The Supreme Court of Canada ruled this week on a case where an allegation of spousal abuse – never substantiated – is the heart of a troubling story that has concluded in law, but has certainly not brought any sense of moral closure to those who track gender bias in the courts. Quite the opposite, in fact.
Here’s the story. A Nova Scotian couple, Nicole Doucet Ryan and Michael Ryan, who have one daughter, separate in 2007. In March 2008, Nicole is arrested for trying to hire a hit man for $25,000 (her exchange of money with an undercover RCMP officer is all clearly recorded on video) to kill Michael. Nicole testifies at trial that Michael is an abusive control freak, who punches holes in walls, once put a gun to her head, and who exercised a “reign of terror” over the household. In other words Nicole puts up the “battered wife” defence, which is supposed to be applied in situations where the woman fears imminently for her life, i.e. “extreme duress,” which was clearly not the case in Nicole’s premeditated actions at a time when the couple was separated.

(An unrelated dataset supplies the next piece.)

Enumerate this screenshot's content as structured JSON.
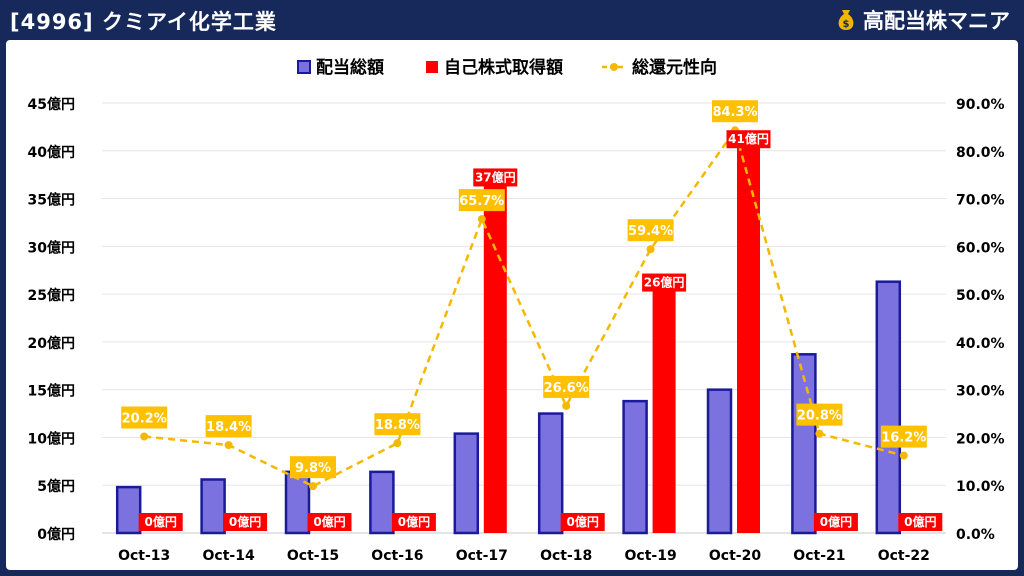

During the trial, although subpoenaed, although on the witness list, and although willing and able to rebut Nicole’s statements, Michael is not called to testify, because the Crown is so sure it had a “slam-dunk” case. So Michael sits in the parking lot, waiting for the cell phone call to testify that never comes. If he had been called, he says he would have explained: that none of this ever happened; that they were living apart at the time of her allegations; that he was parenting their daughter because psychological assessments of them both had raised questions about Nicole’s ability to care for the daughter; that Nicole had stopped communicating with the daughter of her own accord; and that Nicole’s testimony was simply one false allegation after another.
Now both the Nova Scotia Appeal Court and the Supreme Court of Canada have ruled that the trial judge erred in acquitting Nicole “without question” of her testimony. In other words, they grant that what Nicole told the court about her husband was totally unsubstantiated, and therefore her acquittal has rightfully been overturned. But the stay of proceedings means she is off the hook for another trial. The reasoning was that she had been through enough already. “The abuse she suffered and the protracted nature of these proceeding(s) have taken an enormous toll on her,” the judges wrote (with one dissent). “It is an exceptional situation that warrants an exceptional remedy.”
“Abuse she suffered?” We don’t know that. They’re taking her word for it again. And what about what Michael Ryan has been through? His new life with a military woman in Ontario, with his daughter and a new baby, has been turned upside down. He has been branded a monster by the media. And he has never been granted his day in court at any of the three levels of justice. In a Youtube address, he denies every single allegation, adding a great deal of background about Nicole that paints a very different portrait from her own self-presentation. Isn’t justice worth another trial to get at the truth?
When a witness demonstrably intent on murder is given full latitude to make her case, possibly cut from whole cloth, while the intended victim, painted as a villain, is denied his right to face his accuser, what are we to think? If the situation were reversed: If a man were on trial for the same charge of conspiring to murder his wife on any abuse grounds whatsoever, can we imagine that the wife would not be called to testify and give her side of the story? No of course we cannot. Something is gender-rotten in the state of justice in this country.